Con motivo de su primera visita a Colombia, el Dr. Roberto Canani presenta los resultados de sus más recientes estudios sobre alergia alimentaria: “La APLV puede presentarse tanto en niños alimentados exclusivamente con leche materna, como en aquellos que ingieren fórmulas lácteas infantiles. En el primer caso, la madre debe eliminar la leche de vaca de su dieta; sin embargo, cuando esto no es posible se requiere el uso de una fórmula hipoalergénica con el probiótico Lactobacillus rhamnosus GG (LGG) que acelera la inducción de tolerancia oral y ayuda a superar los síntomas de la APLV más rápido que las que no tienen el LGG” afirmó Canani.

La reacción alérgica a la proteína de la leche de vaca puede desatar serios problemas para la salud del lactante, afectando su calidad de vida y la de su círculo familiar.
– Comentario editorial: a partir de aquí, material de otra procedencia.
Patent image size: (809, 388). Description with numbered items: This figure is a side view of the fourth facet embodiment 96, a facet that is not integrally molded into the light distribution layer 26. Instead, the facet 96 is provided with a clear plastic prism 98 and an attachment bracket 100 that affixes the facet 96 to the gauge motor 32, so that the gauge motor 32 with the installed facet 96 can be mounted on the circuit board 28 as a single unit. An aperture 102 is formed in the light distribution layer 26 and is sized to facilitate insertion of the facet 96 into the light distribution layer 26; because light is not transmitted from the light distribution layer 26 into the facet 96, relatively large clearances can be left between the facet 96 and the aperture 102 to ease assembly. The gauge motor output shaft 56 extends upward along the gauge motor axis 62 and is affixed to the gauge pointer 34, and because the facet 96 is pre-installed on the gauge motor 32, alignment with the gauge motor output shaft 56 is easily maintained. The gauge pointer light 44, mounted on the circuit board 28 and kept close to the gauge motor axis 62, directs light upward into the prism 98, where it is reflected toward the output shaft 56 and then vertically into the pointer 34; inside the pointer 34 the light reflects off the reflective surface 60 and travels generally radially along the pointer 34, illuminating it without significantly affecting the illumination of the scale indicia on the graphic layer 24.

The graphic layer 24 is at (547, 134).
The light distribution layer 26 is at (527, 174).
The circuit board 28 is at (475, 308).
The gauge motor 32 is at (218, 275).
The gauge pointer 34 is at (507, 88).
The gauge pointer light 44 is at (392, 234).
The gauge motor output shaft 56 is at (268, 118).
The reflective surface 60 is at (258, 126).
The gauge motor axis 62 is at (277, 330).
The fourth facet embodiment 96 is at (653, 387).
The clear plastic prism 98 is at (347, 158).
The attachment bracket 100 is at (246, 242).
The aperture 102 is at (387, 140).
Entre estos problemas están las afecciones en la piel, y los sistemas gastrointestinal y respiratorio.

Una de las condiciones más alarmantes ligadas a la APLVi es el desarrollo del asma, una condición que alcanza el 69.9% de subdiagnóstico en Colombia, mientras su prevalencia sigue en ascenso; de ahí que el último avance para tratar la APLV cobre tanta importancia.

El tratamiento con proteína láctea extensamente hidrolizada y probiótico LGG demostró no sólo controlar los síntomas de la APLV, sino también ayudar a superar la alergia en menor tiempo y reducir el riesgo de desarrollar otras manifestaciones alérgicas a los 3 años. Todo esto en un panorama en el que los lactantes con alergias alimentarias son hasta 4 veces más propensos a desarrollar otras alergias, como el asma, la rinitis y el eccema atópico.

Las fórmulas hipoalergénicas son aquellas que eliminan los síntomas de la alergia a la proteína de la leche de vaca en el 90% de los niños con APLV que la consumen; es decir, son una alternativa nutricional que además de nutrir adecuadamente a estos niños fortalece su sistema inmune en la primera etapa de la vida, explica el Dr. Jorge Higuera Benítez, Gastroenterólogo pediatra y director médico de Mead Johnson Latinoamérica.

Cuando los niños con APLV ingieren proteína de leche de vaca o fórmulas a base de ella, su organismo la identifica como un invasor nocivo que puede representar riesgo a la salud; en consecuencia, genera reacciones adversas en defensa que se pueden manifestar de manera inmediata, intermedia o retardada y dependiendo del tipo de alergia (Mediada o no mediada por IgE).